The live oral polio vaccine is mutating and replicating wild polio.

Polio is rare, very rare thanks to modern medicine. However, for the first time ever mutated forms of the oral polio vaccine paralyzed more people than wild polio. Yesterday, NPR came out with a great report on this story. Before any wild headlines develop or fear-mongering, keep in mind the number of polio cases we are talking about are six and twenty-one. Six reports of wild polio cases and twenty-one cases of vaccine derived polio have been reported in 2017 so far. To add some perspective, as NPR mentions, when the campaign to eradicate polio began in 1988 there were 350,000 reported cases of polio around the world.

What is “Vaccine Derived” Polio and What is “Wild Polio”?

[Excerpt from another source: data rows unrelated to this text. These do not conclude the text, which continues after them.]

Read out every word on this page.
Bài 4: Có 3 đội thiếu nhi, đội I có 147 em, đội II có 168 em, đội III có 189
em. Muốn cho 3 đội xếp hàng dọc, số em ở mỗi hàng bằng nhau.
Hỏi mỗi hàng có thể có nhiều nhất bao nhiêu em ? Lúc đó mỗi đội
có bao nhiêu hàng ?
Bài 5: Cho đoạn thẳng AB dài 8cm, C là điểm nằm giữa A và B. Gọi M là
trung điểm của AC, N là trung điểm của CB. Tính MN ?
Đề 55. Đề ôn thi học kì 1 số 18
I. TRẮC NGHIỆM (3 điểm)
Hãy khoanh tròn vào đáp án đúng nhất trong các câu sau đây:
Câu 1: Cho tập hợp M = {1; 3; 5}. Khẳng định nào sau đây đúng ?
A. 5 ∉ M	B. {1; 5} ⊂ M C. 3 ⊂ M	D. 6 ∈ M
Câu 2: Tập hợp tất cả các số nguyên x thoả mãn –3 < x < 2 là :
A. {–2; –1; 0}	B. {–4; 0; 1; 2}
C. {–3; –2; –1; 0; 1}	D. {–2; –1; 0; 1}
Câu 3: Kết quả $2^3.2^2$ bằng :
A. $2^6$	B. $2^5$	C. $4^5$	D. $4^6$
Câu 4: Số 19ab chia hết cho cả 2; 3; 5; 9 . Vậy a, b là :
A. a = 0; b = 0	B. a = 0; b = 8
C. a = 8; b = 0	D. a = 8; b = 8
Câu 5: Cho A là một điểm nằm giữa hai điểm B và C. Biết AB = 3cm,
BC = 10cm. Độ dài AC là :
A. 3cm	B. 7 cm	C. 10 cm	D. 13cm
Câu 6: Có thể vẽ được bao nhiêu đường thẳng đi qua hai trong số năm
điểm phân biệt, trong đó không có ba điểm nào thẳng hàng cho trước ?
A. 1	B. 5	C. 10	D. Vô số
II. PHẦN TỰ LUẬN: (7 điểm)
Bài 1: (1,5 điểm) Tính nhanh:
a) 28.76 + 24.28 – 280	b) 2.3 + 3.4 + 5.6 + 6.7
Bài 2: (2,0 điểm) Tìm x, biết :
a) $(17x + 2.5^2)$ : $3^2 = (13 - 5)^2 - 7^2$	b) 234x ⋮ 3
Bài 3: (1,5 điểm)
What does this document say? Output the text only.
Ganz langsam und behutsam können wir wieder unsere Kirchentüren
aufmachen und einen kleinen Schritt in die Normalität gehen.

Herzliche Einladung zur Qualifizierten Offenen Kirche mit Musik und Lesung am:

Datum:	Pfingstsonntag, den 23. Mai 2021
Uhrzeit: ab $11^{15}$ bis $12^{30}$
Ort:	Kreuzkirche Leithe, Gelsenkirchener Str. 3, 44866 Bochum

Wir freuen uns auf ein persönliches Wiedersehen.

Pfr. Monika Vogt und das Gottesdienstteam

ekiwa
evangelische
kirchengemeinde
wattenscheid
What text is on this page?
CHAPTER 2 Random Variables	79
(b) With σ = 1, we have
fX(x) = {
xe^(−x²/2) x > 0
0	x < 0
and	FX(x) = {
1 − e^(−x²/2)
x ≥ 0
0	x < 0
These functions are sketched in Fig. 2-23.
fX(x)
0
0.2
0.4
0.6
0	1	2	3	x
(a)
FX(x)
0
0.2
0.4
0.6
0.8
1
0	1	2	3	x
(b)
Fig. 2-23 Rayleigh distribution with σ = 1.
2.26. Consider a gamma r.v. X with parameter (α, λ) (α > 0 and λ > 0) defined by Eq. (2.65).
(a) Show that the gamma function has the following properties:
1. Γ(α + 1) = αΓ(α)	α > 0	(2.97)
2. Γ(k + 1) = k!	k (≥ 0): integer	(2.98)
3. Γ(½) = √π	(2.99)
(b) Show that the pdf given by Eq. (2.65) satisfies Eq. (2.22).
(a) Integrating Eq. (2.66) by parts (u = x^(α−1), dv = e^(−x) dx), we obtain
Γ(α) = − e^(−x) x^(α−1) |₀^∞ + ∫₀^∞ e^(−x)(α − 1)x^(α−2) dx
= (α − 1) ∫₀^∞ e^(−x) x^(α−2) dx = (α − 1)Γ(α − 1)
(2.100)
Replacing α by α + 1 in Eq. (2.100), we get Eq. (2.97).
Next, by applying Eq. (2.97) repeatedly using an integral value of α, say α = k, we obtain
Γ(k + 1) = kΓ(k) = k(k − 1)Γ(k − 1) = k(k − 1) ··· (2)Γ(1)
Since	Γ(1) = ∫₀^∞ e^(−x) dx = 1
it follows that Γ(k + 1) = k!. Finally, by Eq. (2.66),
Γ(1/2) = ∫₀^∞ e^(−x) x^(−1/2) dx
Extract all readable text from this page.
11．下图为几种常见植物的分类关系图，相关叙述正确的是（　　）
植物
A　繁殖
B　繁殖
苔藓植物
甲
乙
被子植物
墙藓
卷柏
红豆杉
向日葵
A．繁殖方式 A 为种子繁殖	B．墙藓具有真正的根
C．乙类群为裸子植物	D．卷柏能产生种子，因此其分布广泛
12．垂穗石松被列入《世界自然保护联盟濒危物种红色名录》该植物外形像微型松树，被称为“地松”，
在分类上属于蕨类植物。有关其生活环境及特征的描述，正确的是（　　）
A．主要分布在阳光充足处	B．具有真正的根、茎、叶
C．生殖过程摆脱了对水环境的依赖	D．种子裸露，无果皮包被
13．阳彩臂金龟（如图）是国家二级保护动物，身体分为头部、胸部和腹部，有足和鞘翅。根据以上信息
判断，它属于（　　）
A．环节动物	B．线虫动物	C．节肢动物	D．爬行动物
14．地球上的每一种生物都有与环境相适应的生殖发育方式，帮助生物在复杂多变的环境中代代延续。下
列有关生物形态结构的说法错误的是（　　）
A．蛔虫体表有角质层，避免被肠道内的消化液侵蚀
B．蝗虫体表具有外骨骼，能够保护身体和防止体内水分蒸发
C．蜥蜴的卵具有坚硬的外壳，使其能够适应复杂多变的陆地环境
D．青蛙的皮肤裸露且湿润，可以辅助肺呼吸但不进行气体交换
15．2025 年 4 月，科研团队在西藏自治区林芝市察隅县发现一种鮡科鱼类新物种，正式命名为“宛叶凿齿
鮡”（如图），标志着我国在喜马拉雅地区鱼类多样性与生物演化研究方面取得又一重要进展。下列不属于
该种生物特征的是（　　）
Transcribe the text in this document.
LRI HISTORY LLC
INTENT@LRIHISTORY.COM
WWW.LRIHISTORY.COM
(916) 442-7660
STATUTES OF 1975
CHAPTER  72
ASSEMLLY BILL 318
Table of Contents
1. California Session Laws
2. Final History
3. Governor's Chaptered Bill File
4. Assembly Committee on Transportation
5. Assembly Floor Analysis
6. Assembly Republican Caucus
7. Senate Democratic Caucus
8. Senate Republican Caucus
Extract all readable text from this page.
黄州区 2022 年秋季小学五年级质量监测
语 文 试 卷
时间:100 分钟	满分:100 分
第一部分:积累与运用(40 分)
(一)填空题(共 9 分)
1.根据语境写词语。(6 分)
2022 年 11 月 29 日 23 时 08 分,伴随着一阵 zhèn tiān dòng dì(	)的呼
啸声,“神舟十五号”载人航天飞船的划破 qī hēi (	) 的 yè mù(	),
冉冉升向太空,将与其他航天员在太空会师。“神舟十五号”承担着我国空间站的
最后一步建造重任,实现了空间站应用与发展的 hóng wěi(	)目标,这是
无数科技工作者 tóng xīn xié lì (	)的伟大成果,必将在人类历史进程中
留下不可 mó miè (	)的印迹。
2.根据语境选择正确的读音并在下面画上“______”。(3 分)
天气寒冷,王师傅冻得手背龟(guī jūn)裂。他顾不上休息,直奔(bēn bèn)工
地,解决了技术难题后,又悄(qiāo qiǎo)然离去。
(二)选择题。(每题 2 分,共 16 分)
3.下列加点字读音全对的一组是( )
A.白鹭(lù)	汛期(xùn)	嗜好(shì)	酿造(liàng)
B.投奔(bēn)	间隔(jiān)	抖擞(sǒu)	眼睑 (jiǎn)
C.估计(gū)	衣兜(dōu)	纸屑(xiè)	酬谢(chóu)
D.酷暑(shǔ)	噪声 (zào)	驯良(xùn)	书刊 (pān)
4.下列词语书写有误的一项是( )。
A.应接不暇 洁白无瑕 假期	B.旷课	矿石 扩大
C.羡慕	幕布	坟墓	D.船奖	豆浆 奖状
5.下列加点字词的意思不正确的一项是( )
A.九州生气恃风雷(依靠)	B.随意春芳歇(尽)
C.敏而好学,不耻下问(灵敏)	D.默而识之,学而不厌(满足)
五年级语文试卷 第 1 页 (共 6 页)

Wild polio is the polio of old. The regular naturally occurring polio that has existed in this world for centuries. According to the Global Polio Eradication Initiative, possible reports of polio go as far back as 1580 BC. In the 20th century polio became one of the most feared diseases paralyzing 1000 children a day. The massive effort to eradicate polio began in 1988. When the Global Polio Eradication Initiative began that year, polio paralyzed more than 1000 children worldwide every day. The Global Polio Eradication Initiative reports more than 2.5 billion children have been immunized against polio thanks to the cooperation of more than 200 countries and 20 million volunteers, backed by an international investment of more than US$ 11 billion. Some strands of polio have even been eradicated.

What then is vaccine derived polio?

According to NPR’s report vaccine derived polio only comes from the oral vaccine form of polio. In most developed countries like the United States the polio vaccine is injected. The injected form of polio uses a killed polio virus. However, the oral vaccine uses a live but weakened form of the virus. The reasons for using the oral vaccine, as NPR reports, are multiple. One, it’s cheaper. The oral vaccine costs approximately ten cents per dose, whereas the injectable form costs $3 per dose. Plus administering a pill is easier to administer than an injection, especially in places where healthcare is limited. Third, we simply don’t have the manufacturing capacity to produce the killed polio vaccine for every child on this planet. Lastly, those vaccinated with the killed vaccine can still carry polio and spread it to others who aren’t immunized. Thus, making it harder to eradicate the virus.

What’s happening though is the live vaccine in the oral polio is mutating and spreading.

How is vaccine derived polio occurring and spreading?

What researchers have discovered in recent years is that cases of polio are popping up and the virus infecting people is a mutated form of the oral vaccine. The NPR report interviews Raul Andino, a professor of microbiology at University of California – San Francisco. Andino studied how the oral vaccine is mutating. According to Andino, when a child is vaccinated with the live oral vaccine, the virus replicates inside the child’s intestines. From there the vaccine is excreted. In places where there are sanitation issues fecal matter can get into the water allowing the virus to transmit. What Andino also found is that the vaccine grows in strength quickly and only a few mutations are needed for the vaccine polio to turn into a replica of the wild polio. Andino tells NPR,

“We discovered there’s only a few [mutations] that have to happen and they happen rather quickly in the first month or two post-vaccination. As the virus starts circulating in the community, it acquires further mutations that make it basically indistinguishable from the wild-type virus. It’s polio in terms of virulence and in terms of how the virus spreads.”

Where is vaccine derived polio happening?

Yesterdays NPR report says the World Health Organization reported 17 cases of vaccine derived polio in Syria and 4 cases in the Democratic Republic of Congo in 2017. NPR first reported on the mutated polio strains in 2015. In that report they refer to an outbreak in 2000 of 23 cases of polio in Haiti and the Dominican Republic. Doctor Olen Kew studied the genetic code of that viral outbreak. Kew discovered that all of the cases derived from a mutated form of the oral vaccine.

War torn countries like Syria are the most vulnerable to outbreaks. According to the NPR story, the WHO is still investigating about a dozen more cases of potential polio in Syria and the WHO is staging a “massive response to the Syrian outbreak. WHO plans to work with local health officials and aid groups to vaccinate a quarter of a million children in early July. The goal is to reach every child younger than 5 in the area with two doses of two different types of polio vaccine, spaced one to two weeks apart.” Countries like Syria where providing good sanitation systems and access to quality healthcare is a challenge are where the virus has more potential to mutate. In those same areas if there are pockets of unimmunized children the virus has an increased chance of spreading.

The WHO is, according to NPR, ultimately attempting to phase out the live oral polio vaccine, but given war, money, and politics it won’t be an easy task.

For now as Andino tells NPR we have a conundrum. “The very tool you are using for [polio] eradication is causing the problem.”